Nel Festival della pandemia a vincere è stata l’impazienza. L’insofferenza. L’incapacità di leggere, oltre numeri e percentuali. E la ricerca della polemica facile. In questo caso, come sempre.
Nella sua ansia di raccontare, nel suo essere specchio del Paese, quest’anno Sanremo ha inevitabilmente finito per riflettere il peggio di noi. Il peggio di quello che la pandemia è riuscita a tirarci fuori in questi mesi.
L’insofferenza per le regole, il distanziamento. Lo sfiancante alternarsi di chiusure e aperture. È la stessa insofferenza per i diversi problemi tecnici, di audio e non solo, che si sono verificati sul palco. E giù polemiche.
Troppo difficile pensare all’imponente organizzazione che una manifestazione del genere richiede. E a come la riduzione dello staff, le esigenze di sanificazione e altre misure previste dal protocollo anti-Covid possano creare qualche problema in diretta.

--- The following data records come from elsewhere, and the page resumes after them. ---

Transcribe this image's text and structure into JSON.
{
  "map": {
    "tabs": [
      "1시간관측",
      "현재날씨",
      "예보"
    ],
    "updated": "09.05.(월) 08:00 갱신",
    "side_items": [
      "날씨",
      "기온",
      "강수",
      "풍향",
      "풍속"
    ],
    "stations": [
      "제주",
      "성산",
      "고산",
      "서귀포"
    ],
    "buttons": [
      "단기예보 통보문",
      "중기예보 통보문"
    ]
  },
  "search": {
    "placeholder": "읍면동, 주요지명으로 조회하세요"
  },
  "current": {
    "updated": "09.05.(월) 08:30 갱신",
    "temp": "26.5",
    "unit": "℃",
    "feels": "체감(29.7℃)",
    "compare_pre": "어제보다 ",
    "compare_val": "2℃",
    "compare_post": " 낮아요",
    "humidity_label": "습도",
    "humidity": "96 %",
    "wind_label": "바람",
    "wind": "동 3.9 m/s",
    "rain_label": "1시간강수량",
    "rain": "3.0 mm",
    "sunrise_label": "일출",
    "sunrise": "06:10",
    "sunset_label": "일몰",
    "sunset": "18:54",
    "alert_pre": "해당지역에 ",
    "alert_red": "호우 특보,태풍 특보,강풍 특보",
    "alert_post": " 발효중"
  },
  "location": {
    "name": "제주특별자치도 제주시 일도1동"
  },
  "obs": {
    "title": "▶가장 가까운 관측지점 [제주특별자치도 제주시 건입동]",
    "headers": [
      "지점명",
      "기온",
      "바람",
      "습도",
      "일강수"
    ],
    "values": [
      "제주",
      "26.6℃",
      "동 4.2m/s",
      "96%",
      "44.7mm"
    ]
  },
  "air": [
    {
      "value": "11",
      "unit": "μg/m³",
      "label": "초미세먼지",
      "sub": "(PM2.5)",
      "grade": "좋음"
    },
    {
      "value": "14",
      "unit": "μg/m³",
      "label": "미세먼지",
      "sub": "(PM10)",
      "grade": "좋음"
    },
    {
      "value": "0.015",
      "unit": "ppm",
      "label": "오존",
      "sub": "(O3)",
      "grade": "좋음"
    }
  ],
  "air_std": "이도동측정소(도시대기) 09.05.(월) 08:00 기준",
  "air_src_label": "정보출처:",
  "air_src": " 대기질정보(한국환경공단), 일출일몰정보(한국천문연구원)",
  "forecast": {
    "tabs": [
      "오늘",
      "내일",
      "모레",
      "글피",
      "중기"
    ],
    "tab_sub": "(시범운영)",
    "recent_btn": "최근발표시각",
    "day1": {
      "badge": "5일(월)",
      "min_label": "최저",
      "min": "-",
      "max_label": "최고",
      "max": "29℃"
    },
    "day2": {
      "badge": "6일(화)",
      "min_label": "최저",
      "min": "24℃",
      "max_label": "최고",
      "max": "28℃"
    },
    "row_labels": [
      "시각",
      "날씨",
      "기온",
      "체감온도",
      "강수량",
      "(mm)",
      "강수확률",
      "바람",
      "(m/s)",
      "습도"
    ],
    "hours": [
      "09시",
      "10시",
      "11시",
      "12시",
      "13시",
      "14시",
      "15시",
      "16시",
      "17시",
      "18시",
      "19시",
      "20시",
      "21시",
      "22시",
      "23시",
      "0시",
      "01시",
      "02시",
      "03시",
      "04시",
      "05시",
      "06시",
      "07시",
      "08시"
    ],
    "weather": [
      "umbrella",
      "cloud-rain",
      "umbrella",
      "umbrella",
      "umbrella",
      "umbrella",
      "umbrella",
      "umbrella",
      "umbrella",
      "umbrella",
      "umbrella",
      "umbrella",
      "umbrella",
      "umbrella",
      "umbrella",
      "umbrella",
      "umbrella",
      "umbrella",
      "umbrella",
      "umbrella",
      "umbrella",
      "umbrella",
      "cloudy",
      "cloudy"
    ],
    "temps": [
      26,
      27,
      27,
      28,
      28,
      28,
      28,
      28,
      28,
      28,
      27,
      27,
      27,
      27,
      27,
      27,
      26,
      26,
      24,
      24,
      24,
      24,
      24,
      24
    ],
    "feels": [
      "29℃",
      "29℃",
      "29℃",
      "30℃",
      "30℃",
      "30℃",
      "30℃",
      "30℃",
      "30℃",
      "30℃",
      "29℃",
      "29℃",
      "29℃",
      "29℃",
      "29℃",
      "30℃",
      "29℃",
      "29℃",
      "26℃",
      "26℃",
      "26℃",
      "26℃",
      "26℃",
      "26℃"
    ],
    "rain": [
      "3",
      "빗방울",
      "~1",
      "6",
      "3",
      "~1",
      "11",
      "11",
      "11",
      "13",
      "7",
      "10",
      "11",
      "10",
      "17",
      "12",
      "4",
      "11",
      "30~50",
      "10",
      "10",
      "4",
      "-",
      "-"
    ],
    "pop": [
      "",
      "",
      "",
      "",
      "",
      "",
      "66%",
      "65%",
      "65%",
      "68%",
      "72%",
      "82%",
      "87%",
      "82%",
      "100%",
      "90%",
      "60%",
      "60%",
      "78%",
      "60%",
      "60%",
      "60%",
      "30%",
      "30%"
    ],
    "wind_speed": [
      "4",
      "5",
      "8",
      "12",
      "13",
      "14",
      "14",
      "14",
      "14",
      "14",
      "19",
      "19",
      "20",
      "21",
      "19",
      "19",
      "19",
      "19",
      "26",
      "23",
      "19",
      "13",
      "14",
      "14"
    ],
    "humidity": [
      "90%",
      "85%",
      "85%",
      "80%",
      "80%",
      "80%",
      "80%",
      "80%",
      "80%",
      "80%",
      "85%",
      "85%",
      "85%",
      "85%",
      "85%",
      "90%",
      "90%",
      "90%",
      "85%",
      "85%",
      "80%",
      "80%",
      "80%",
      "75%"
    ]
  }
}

E subito a scrivere: “No, a Sanremo non può succedere”. E a chiedersi, in tono sprezzante: “Ma non hanno provato prima?”. Perché l’imperfezione a Sanremo si paga. Pandemia o no, a Sanremo per qualcuno l’imperfezione non si può sopportare. Va condannata, anche in piena pandemia.
Gli stessi per cui, magari “che problema ci sarà mai a condurre senza pubblico?”. Che si sentono in diritto di sentenziare su tutto e tutti, pur non sapendo neanche da dove partire se dovesse toccare a loro organizzare non un Festival, ma neanche una piccola serata di karaoke.
L’incapacità di leggere, al di là di numeri e percentuali. In questi mesi, tra indici e parametri, conteggi e quant’altro ne siamo usciti pazzi. Numeri snocciolati così: i contagi, i ricoveri. Senza una lettura precisa, sono solo materiale per fake news e allarmismo. Lo abbiamo visto e si è visto a Sanremo.
Con i dati di ascolto, gli share. Le interazioni social. I confronti con le edizioni realizzate “in normalità”. Perché non lasciare queste considerazioni a chi se ne occupa quotidianamente, a Rai Pubblicità, agli inserzionisti, ai giornalisti. E noi, pubblico, indipendentemente da tutto guardare quello che Sanremo ci ha regalato: leggerezza, spensieratezza per qualche giorno. Qualcosa di diverso da colori, varianti e quant’altro.
Perché non pensare che oltre quei numeri, quelle percentuali, c’è il lavoro di tante persone: tecnici e maestranze fermi da mesi. Che avrebbero potuto fermarsi anche questa settimana: d’altronde, fosse stato cancellata l’edizione 2021 come è stato per altre tante manifestazioni, cosa sarebbe rimasto?
È un Festival che merita di essere considerato per quello che è. Per come è stato realizzato. Nelle condizioni in cui è stato realizzato. Nei suoi limiti, nelle sue capacità. Un’edizione a sé, figlia della pandemia, come si auspica non sia più così anche l’anno prossimo.
Ogni confronto con ciò che è stato, regge relativamente. Amadeus e Fiorello hanno dato il massimo di quello che avrebbero potuto dare in condizioni come queste. Sì certo, memore dell’esperienza dell’anno scorso, si sarebbe potuto fare con meno cantanti e chiudere prima.
Qualche correzione, aggiustamento, sarebbe stato opportuno. Ma anche solo il fatto di averlo portato alla fine con una pandemia sullo sfondo, senza pubblico, senza sottrarsi alle polemiche che, nel bene o nel male, fanno anche loro Sanremo, è di per sé qualcosa di unico. Di storico.
Accollandosi per altro il rischio di un cast particolarmente giovane, più nicchia che pop, musicalmente e televisivamente: un bel messaggio in un Paese che, anche prima della pandemia, per i giovani ha sempre fatto poco.
Spiace sapere che non ci sarà un Amadeus-ter, per quanto sicuramente andrebbe riformulato da zero. Spiace perché l’Amadeus-ter, con il ritorno del pubblico in sala, in qualche modo avrebbe chiuso un cerchio. Per lui, per noi, per il Paese. L’inizio e la fine di uno dei periodi più cupi. Se così non sarà, la colpa è anche un po’ nostra.